Multiple Ways to Incorporate It

I liked the fact that we had multiple gatherings and pairs of gatherings using it in different ways. (For the pairs, pressing the button caused the other gathering to abruptly end [with 2 minute countdown ] and gave them a chance to retaliate. For single-player mode, pressing the button causes your own party to end)

Boston/NY and (I think?) Berlin/UK used it with Jim's ceremony. Seattle used in with a more open-ended party, with a couple speeches.

The button works nicely as a central symbol everyone (no matter their ritual predilections) can use. It's right combo of fun, scary and unique, and I think it has the potential to make Petrov Day... maybe not "mainstream" holiday, but slightly more mainstream than it might otherwise be.

Remember how Memetics work


(Advice to Jim and anyone trying to steer Petrov Day in a useful direction)

The simplest, most fun/sound-byte-y elements of rituals (and, well, anything) will be the thing that spreads furthest and fastest. I can easily imagine a world where Petrov Day takes off, but most of the people celebrating it are not thinking concretely about X-Risk as a thing to worry about. (i.e. imagine how early Christians would feel if they saw modern Santa Clause)

(With the introduction of The Button, I now think this is is more likely than Petrov Day creating weird bad cult associations)

This isn't bad per se, but it's something to pay attention to when you're attempting to create cultural things.

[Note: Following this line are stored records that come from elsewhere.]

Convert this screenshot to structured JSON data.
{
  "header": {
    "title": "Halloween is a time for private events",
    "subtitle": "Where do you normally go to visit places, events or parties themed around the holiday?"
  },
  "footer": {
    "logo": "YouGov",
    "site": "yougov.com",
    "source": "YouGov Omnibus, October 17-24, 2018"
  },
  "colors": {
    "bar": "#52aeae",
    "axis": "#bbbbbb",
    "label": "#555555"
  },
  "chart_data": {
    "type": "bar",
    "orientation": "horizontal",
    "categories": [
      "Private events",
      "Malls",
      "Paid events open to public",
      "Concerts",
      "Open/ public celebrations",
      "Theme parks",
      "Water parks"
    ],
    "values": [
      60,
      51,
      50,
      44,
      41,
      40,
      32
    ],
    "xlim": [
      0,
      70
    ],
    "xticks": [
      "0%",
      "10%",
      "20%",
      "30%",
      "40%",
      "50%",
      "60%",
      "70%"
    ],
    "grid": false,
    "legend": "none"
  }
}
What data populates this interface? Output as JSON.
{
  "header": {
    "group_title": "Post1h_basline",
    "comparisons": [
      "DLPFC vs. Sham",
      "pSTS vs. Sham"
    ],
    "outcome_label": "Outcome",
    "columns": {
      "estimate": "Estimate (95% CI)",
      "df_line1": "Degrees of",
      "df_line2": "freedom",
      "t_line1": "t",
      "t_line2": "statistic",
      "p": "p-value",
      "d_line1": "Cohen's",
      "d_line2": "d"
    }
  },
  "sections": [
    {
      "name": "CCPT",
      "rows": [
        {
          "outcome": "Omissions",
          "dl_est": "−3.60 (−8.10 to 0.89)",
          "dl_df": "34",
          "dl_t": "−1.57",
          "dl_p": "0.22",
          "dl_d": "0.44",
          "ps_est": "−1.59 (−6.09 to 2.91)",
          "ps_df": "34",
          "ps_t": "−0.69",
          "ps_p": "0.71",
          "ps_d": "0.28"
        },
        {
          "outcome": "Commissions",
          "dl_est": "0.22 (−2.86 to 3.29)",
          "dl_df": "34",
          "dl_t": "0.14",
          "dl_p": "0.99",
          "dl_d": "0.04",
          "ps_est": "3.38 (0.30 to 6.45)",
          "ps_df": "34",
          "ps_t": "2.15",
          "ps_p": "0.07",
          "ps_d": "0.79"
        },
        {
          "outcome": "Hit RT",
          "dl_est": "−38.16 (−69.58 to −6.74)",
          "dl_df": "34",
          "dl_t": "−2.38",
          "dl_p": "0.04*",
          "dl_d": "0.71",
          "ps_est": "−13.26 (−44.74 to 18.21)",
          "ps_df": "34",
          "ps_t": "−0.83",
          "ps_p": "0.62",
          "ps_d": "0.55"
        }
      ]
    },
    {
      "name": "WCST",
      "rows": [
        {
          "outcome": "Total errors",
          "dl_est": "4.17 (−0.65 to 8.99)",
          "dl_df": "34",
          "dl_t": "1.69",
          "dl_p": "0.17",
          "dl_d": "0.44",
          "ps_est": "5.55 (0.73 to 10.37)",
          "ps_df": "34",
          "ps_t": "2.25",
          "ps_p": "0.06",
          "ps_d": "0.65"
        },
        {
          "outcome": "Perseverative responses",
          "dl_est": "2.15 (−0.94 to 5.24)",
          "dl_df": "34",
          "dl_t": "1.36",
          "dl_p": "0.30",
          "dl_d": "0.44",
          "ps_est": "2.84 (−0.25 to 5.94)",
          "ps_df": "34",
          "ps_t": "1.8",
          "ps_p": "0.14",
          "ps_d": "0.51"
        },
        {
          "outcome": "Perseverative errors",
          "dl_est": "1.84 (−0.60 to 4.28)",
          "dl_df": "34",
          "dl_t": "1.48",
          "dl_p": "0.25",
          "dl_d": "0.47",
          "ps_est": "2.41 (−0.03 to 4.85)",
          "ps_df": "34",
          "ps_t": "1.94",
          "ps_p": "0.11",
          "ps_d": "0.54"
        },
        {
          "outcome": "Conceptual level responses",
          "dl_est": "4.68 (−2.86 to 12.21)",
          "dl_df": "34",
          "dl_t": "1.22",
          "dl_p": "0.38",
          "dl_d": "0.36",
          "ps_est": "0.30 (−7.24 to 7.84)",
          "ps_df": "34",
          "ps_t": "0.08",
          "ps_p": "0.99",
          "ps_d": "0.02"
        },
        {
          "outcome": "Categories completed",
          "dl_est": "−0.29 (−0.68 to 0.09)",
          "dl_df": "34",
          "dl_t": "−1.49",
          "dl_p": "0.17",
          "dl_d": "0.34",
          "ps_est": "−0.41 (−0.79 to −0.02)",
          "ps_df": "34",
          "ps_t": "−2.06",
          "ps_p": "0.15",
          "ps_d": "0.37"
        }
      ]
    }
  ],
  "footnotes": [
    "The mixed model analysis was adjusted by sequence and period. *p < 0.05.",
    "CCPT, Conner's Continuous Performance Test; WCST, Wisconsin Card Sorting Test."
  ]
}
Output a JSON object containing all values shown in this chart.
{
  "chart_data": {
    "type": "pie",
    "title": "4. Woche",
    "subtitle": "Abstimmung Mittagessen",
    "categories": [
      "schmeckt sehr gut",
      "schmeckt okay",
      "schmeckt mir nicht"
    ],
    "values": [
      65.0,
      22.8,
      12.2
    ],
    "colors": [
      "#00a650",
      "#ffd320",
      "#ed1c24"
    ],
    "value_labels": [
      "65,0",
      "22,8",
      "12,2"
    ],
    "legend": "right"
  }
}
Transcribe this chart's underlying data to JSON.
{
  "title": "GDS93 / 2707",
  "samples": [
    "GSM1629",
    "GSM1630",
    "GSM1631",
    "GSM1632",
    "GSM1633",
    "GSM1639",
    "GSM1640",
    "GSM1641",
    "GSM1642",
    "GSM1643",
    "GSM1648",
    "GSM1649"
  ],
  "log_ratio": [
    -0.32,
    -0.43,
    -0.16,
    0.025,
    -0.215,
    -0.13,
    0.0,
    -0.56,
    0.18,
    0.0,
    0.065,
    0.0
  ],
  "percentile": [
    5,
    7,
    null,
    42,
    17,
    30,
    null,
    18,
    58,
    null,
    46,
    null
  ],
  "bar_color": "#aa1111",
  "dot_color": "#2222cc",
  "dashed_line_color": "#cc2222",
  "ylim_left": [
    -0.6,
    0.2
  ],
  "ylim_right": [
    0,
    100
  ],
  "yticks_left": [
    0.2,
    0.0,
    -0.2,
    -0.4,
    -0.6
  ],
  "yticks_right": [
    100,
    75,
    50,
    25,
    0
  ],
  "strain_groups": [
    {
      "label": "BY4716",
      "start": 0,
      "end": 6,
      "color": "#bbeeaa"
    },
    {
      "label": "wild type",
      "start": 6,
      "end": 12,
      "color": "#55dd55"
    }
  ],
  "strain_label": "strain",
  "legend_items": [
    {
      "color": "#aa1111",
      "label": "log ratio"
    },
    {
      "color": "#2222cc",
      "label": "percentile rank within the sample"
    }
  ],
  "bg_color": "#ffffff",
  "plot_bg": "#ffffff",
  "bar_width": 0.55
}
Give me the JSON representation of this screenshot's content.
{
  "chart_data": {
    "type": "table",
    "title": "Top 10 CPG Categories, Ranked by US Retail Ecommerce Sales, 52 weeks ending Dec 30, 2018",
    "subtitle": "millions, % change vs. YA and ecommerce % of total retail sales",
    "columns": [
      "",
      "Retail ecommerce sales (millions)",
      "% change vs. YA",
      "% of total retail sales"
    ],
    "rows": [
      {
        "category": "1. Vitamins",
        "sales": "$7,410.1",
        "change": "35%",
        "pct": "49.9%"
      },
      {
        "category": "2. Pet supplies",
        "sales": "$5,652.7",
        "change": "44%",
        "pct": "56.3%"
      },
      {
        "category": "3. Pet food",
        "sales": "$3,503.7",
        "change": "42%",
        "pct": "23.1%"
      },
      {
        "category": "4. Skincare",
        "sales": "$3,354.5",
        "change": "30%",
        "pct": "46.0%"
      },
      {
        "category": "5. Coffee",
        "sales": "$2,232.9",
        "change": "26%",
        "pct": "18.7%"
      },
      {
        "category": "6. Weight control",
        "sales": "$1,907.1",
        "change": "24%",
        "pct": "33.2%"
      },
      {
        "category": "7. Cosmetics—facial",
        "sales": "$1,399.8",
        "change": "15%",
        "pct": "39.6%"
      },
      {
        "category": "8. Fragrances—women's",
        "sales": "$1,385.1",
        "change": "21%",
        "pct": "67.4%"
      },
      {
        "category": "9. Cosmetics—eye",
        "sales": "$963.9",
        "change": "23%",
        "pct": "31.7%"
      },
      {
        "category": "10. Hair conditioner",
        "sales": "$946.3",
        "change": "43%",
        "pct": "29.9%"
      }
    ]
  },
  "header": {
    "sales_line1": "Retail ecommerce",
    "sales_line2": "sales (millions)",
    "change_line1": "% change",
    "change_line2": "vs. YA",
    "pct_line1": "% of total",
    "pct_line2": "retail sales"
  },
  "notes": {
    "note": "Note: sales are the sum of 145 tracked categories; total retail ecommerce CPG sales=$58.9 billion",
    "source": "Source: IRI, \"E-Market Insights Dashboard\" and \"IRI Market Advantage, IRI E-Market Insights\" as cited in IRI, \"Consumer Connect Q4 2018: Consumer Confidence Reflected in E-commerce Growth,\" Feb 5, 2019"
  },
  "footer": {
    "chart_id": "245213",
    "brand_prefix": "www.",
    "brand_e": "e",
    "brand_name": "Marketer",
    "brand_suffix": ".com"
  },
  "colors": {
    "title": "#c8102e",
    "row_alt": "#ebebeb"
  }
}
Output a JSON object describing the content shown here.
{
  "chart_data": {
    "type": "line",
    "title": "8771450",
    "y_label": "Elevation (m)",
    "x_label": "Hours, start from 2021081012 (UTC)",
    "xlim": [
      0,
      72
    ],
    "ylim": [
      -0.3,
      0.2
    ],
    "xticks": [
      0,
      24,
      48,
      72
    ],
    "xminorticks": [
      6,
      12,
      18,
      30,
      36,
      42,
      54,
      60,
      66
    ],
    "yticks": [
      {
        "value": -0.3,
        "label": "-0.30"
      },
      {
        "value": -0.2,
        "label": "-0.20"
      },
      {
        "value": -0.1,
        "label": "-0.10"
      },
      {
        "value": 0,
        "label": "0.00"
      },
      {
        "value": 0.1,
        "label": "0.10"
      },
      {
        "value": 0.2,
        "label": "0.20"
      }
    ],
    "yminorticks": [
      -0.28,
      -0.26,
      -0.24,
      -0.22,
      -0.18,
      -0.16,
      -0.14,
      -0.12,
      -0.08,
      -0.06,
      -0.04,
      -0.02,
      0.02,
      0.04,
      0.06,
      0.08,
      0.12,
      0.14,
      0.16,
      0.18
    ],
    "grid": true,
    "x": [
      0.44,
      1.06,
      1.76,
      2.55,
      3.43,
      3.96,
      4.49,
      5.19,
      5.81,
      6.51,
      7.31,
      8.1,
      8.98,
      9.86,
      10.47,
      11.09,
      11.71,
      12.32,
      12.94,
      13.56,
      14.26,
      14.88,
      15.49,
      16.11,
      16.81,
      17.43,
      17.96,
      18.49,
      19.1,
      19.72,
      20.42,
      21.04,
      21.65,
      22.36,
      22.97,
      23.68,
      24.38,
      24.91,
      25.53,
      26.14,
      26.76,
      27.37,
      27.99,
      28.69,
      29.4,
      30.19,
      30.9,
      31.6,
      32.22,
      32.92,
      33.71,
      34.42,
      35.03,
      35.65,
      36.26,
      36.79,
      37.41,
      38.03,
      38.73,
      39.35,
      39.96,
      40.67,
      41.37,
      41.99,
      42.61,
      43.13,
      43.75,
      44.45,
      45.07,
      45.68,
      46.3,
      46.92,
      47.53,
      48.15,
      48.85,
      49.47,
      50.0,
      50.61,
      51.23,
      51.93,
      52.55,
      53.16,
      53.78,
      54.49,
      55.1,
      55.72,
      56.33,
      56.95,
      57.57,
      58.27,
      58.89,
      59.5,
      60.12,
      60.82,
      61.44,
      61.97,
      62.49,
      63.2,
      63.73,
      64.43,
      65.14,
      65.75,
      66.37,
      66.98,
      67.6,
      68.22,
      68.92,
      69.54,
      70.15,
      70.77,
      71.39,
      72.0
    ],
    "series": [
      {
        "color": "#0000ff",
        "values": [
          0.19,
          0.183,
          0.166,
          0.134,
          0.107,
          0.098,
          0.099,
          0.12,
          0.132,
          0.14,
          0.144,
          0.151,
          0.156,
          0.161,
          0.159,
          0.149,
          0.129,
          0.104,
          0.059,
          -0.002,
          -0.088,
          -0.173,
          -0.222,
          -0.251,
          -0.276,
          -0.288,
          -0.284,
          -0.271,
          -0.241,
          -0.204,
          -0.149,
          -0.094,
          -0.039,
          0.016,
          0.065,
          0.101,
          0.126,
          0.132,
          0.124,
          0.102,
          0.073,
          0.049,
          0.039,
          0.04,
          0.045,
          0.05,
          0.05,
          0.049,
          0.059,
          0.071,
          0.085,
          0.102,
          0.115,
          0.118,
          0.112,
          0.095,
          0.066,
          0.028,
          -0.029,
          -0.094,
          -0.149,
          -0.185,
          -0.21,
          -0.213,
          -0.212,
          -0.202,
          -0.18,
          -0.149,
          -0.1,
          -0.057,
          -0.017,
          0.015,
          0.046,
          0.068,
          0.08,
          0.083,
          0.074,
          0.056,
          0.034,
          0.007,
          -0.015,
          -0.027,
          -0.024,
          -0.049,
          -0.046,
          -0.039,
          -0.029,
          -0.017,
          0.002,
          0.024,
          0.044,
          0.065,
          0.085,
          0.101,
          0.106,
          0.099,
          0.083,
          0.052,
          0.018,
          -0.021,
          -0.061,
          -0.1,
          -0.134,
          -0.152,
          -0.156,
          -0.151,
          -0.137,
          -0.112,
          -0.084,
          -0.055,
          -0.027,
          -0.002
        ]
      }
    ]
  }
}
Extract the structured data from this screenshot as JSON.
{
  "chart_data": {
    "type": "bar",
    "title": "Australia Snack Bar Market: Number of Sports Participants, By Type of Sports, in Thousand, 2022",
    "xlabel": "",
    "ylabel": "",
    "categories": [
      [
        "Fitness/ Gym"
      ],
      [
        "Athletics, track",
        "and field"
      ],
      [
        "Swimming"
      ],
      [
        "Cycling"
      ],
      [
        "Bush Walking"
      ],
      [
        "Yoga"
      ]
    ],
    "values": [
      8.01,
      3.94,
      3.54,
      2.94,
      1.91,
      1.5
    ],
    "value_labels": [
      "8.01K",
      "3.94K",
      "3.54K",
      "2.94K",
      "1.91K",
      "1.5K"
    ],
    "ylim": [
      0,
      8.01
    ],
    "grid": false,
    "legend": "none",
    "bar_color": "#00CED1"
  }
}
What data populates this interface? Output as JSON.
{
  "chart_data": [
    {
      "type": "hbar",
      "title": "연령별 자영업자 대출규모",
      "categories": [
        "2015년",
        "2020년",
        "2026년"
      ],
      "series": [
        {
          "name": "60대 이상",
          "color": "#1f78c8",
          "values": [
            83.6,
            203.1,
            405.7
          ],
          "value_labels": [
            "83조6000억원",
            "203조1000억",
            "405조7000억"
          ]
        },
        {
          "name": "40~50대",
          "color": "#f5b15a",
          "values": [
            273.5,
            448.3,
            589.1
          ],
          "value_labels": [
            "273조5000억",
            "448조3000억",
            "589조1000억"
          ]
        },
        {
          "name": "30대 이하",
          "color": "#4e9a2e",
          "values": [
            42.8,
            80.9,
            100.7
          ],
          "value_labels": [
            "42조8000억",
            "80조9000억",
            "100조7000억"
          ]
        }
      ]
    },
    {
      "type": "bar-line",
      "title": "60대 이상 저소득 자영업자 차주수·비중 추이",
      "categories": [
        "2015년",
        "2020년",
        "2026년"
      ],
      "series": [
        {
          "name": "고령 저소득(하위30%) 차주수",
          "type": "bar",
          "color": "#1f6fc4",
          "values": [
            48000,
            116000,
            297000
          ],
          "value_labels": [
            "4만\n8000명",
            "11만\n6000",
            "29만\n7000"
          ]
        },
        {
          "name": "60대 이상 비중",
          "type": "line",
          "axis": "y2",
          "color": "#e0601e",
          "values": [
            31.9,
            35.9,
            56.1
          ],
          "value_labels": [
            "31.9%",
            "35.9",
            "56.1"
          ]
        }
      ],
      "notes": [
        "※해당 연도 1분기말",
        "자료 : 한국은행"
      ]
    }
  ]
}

Paired Button Technology is great for the original ceremony

One trait of Jim's ceremony is that it doesn't scale (up to 8 people as currently written, probably about 20 people if modified slightly). Since one failure mode is for too many people to try and come to one party, having a way for parties to split into smaller parties that feels *good* is important. Now, if your party gets too big you just say "alright let's have a paired party".

It also generally helps spread awareness of the day, incentivizing people to post on facebook/etc "Hey, we want to do a paired Petrov Day ceremony, anyone want to join us?" 

It's fun, makes you feel like you're part of an overall larger movement, AND personally connected to particular other people.

More Deliberate Ceremony Around The Button Would Be Nice

This year the button was deliberately left open to interpretation/experimentation. I think it'd be good to formally work into the ritual (in NYC we ended up not formally introducing it until mid-ceremony, which ). 

If that's the case, I think the Petrov Day Ceremony would benefit from a section that specifically introduces it, with some pomp and gravitas. Obvious places include "the beginning of the ceremony" and "after nuclear weapons are invented." (Or maybe "reveal" the button at the beginning, but do some "unlocking" action that makes it more dangerous)

[Also, this reminds me: I think Oppenheimer's "I am become Death" quote would be good to include, as would the followup "Now we are all sons of bitches.", and 'immediately after that' would work for unsealing the button."